One of the many ways Humana has approached integration is with the Humana Chronic Care Program (HCCP). HAH developed HCCP to improve the health of the top 25% of its sickest, most costly members with chronic illness and functional challenges, while also reducing costs. Predictive Analytic Tools were used to stratify members into four Quadrants of member need and utilization; types and frequency of care management intervention were designed for each Quadrant. The program uses a holistic approach with a primary care manager working with an interdisciplinary team of social service professionals, nurses, pharmacists, dieticians, community health educators, and a consulting geriatrician. Individuals in HCCP have had success maintaining their chronic illnesses and mental health disorders at home; hospital admissions have decreased by 51%, and the patients’ two-year odds for survival have improved by 26%.

New Directions Behavioral Health is now piloting team-based, member-centric programs in primary care settings. The programs involve the selection of a unique type of behavioral health professional who can adapt his or her services to the pace and culture of a primary care environment. These practitioners become a member of the primary care team providing brief assessment, brief intervention, referral and case management, physician consultation, stepped care, and group work with members who have medical and behavioral comorbidities. Physicians involved in these pilot programs describe the impact as “transformational” for their practices.

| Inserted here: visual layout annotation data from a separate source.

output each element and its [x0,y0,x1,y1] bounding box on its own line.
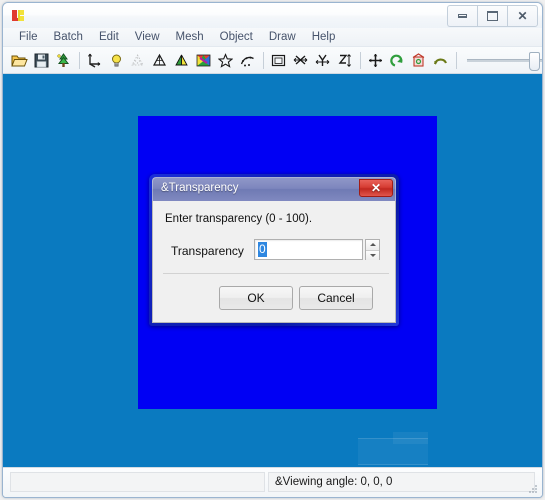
scale-z-button[interactable] [334,50,355,71]
star-outline-button[interactable] [215,50,236,71]
scale-x-icon [293,54,308,65]
slider-thumb[interactable] [528,52,540,71]
star-outline-icon [218,52,234,68]
ghost-artifact-secondary [393,432,428,444]
title-bar: ✕ [3,3,542,29]
menu-item-mesh[interactable]: Mesh [168,30,212,44]
scale-x-button[interactable] [290,50,311,71]
toolbar-separator [359,51,361,69]
ok-button[interactable]: OK [219,286,293,310]
wireframe-cone-button[interactable] [149,50,170,71]
dialog-divider [163,273,389,274]
close-icon: ✕ [370,181,382,195]
menu-item-object[interactable]: Object [212,30,261,44]
transparency-field-label: Transparency [171,244,244,258]
menu-item-file[interactable]: File [11,30,46,44]
light-bulb-icon [111,54,121,67]
chevron-down-icon [369,253,376,257]
close-button[interactable]: ✕ [507,5,538,27]
undo-arc-button[interactable] [430,50,451,71]
stepper-down-button[interactable] [366,250,379,260]
curve-dots-button[interactable] [237,50,258,71]
tree-green-icon [57,52,69,67]
move-arrows-icon [368,53,382,67]
menu-item-edit[interactable]: Edit [91,30,127,44]
axes-button[interactable] [84,50,105,71]
undo-arc-icon [434,57,448,65]
bounding-box-icon [271,54,286,66]
resize-grip-icon[interactable] [527,483,538,494]
move-arrows-button[interactable] [365,50,386,71]
transparency-input-value: 0 [258,242,267,257]
light-bulb-button[interactable] [106,50,127,71]
transparency-input[interactable]: 0 [254,239,363,260]
axes-icon [87,53,100,68]
status-bar: &Viewing angle: 0, 0, 0 [3,467,542,497]
dialog-prompt-text: Enter transparency (0 - 100). [165,213,313,225]
point-cloud-icon [131,53,145,65]
transparency-dialog: &Transparency ✕ Enter transparency (0 - … [149,174,399,326]
scale-y-icon [315,54,330,66]
color-palette-button[interactable] [193,50,214,71]
window-frame: ✕ File Batch Edit View Mesh Object Draw … [2,2,543,498]
menu-item-draw[interactable]: Draw [261,30,304,44]
application-window: ✕ File Batch Edit View Mesh Object Draw … [0,0,545,500]
shaded-cone-icon [175,54,189,65]
app-logo-icon [12,10,24,21]
point-cloud-button[interactable] [128,50,149,71]
toolbar-separator [456,51,458,69]
open-folder-button[interactable] [9,50,30,71]
status-panel-left [10,472,265,492]
reset-view-icon [413,52,425,67]
shaded-cone-button[interactable] [171,50,192,71]
window-controls: ✕ [447,5,538,27]
chevron-up-icon [369,243,376,247]
save-disk-button[interactable] [31,50,52,71]
scale-z-icon [338,53,351,67]
toolbar-separator [78,51,80,69]
transparency-stepper[interactable] [365,239,380,260]
menu-item-batch[interactable]: Batch [46,30,91,44]
wireframe-cone-icon [153,53,167,66]
minimize-icon [458,14,467,18]
stepper-up-button[interactable] [366,240,379,251]
status-panel-right: &Viewing angle: 0, 0, 0 [268,472,535,492]
dialog-title: &Transparency [161,182,239,194]
close-icon: ✕ [517,9,528,23]
menu-item-view[interactable]: View [127,30,168,44]
dialog-title-bar: &Transparency ✕ [152,177,396,201]
minimize-button[interactable] [447,5,477,27]
maximize-icon [487,11,498,21]
scale-y-button[interactable] [312,50,333,71]
viewing-angle-text: &Viewing angle: 0, 0, 0 [275,476,393,488]
reset-view-button[interactable] [408,50,429,71]
menu-bar: File Batch Edit View Mesh Object Draw He… [3,28,542,47]
toolbar [3,47,542,74]
maximize-button[interactable] [477,5,507,27]
dialog-close-button[interactable]: ✕ [359,179,393,197]
bounding-box-button[interactable] [268,50,289,71]
curve-dots-icon [240,56,254,66]
save-disk-icon [34,53,49,67]
zoom-slider[interactable] [467,51,542,71]
cancel-button[interactable]: Cancel [299,286,373,310]
rotate-ccw-icon [390,54,403,67]
color-palette-icon [196,54,211,66]
rotate-ccw-button[interactable] [387,50,408,71]
dialog-body: Enter transparency (0 - 100). Transparen… [152,201,396,323]
open-folder-icon [11,55,28,66]
menu-item-help[interactable]: Help [304,30,344,44]
tree-green-button[interactable] [53,50,74,71]
toolbar-separator [262,51,264,69]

In carve-in and carve-out environments, MBHOs are using their experience and expertise to make significant contributions to the growth of integrated healthcare. They are creating integrated delivery systems; managing integrated benefits for persons with serious mental illness and Medicare/Medicaid beneficiaries; and partnering with health plans on integrated management of medical and behavioral health services. The result empowers providers to more effectively engage members in their own treatment and deliver integrated models of care that promote overall improvements in health status and outcomes.

References

[i] Benefits of Integration of Behavioral Health, Patient-Centered Primary Care Collaborative at www.pcpcc.org

[ii] Fisher & Ransom, Arch Intern Med 1997:6.

[iii] Unutzer, J, Collaborative Care: An Evidence-based Approach to Integrating Physical and Mental Health in Medicaid Health Homes, Integrated Care Resource Center Webinar, January 10, 2013.

[iv] Unutzer, J. Integrated Care Resource Center Webinar.

[v] Unutzer, J et al., Collaborative Care Management of Late-life Depression in the Primary Care Setting, JAMA, December 2002; 299(22).

[vi] Lin EH, et al., Effects of Improving Depressing Care on Pain and Functional Outcomes Among Older Adults with Arthritis: A Randomized Controlled Trial, JAMA. November, 2003; 290(18).

[vii] Richardson, L et al., Collaborative Care to Adolescent Depression:  A Pilot Study, General Hospital Psychiatry, January 2009; 31(1)

[viii] Ell, K et al., Randomized Controlled Trial of Collaborative Care Management of Depression Among Low-Income Patients with Cancer, Journal of Clinical Oncology, September 2008; 26(27).

[ix] Katon WF et al., Long-Term Effects on Medical Costs of Improving Depression Outcomes in Patients with Depression and Diabetes, Diabetes Care. June 2008;31(6).

[x] Unutzer, J et al., The Collaborative Care Model: An Approach for Integrating Physical and Mental Health Care in Medicaid Health Homes, Center for Medicare & Medicaid Services Information Resource Center, May 2013.